As experiências vivenciadas pelos seres humanos entre 0 e 6 anos de idade cumprem um papel crucial na sua formação acarretando marcas indeléveis em sua estrutura emocional e cognitiva (o que inclui a sua inteligência). E, como sabemos, esses estímulos iniciais são usualmente fornecidos pela família e pela escola. Pois bem, é nessa idade, onde muitas vezes a criança se encontra refém de uma família desestruturada e de uma escola descompromissada que ocorrem as principais mudanças na maturação (variação da estrutura e função das células nervosas), mudanças que acarretarão no futuro as condições de existência de mais (e melhores) conexões nervosas. E o sucesso (ou fracasso) qualitativo dessa maturação definirá a qualidade da formação de funções cognitivas (memória, raciocínio, atenção) e também afetivas. Tendo isso em conta, convém considerar que, quando o adolescente ingressa no ensino médio (e o cursinho se apresenta como um prolongamento deste) a parte mais substancial desse processo de maturação já ocorreu e muitas pré-condições para o desenvolvimento adequado de habilidades futuras já foram estabelecidas. 

Não me oponho aos cursinhos populares (ou a qualquer cursinho). Eles são um mal necessário. Mas acho que seus dirigentes deveriam ser mais cuidadosos e responsáveis na hora de criar ilusões em alunos já bastante carentes e fragilizados. De um modo geral os coordenadores desses cursinhos são muito jovens, tão jovens e inexperientes quanto os próprios alunos e contam com uma formação intelectual ainda muito incipiente. Muitos deles mal ingressaram na faculdade e sem qualquer experiência já se converteram (irresponsavelmente) em “pregadores” de verdades e certezas que muito provavelmente eles abandonarão na maturidade.

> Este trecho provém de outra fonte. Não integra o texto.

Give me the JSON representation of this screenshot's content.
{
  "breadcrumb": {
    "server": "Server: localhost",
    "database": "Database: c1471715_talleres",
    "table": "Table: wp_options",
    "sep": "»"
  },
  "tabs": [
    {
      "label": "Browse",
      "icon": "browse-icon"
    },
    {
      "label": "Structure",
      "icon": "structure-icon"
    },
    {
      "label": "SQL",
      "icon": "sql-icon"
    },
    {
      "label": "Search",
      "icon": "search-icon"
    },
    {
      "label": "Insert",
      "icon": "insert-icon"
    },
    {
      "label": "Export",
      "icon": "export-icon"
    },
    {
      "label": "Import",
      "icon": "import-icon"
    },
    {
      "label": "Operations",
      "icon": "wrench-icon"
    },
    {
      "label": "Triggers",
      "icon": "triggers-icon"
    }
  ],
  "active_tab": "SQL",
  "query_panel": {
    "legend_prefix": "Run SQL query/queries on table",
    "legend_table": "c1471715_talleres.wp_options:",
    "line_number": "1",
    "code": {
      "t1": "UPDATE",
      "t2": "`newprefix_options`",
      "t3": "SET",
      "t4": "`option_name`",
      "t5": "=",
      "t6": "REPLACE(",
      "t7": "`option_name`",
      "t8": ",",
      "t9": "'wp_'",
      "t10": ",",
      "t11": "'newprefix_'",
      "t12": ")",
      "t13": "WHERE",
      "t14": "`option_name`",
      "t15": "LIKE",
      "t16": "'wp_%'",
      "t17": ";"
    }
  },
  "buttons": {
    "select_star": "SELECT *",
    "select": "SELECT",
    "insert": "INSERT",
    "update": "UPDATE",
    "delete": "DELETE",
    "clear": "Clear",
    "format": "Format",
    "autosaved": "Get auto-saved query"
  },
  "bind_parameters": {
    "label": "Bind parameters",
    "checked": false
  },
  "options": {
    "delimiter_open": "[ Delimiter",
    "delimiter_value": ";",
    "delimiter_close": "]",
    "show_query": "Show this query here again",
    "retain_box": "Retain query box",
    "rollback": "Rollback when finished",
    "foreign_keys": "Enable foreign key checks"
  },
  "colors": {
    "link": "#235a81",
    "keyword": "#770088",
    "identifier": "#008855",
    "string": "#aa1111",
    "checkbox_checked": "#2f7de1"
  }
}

As potencialidades dos alunos desses cursinhos precisam ser exploradas de forma realista e esses alunos precisam se conscientizar de limitações que eles não geraram, mas que estão aí. E isso não significa “naturalizar” diferenças de classe, mas reconhecer que essa infeliz divisão acarreta problemas que não podem ser modificados apenas com a força mística da “vontade”. Aquilo que separa a imaturidade da maturidade é exatamente essa habilidade em lidar com frustrações e limites. Não vejo que tipo de bem poderia derivar da manutenção constante de ilusões que no final do ano serão obviamente desmascaradas. Supor que, neste mundo, basta força de vontade para vencer obstáculos intransponíveis é ilusão ideológica. Ilusão criada por aqueles que têm poder para controlar aqueles que não têm.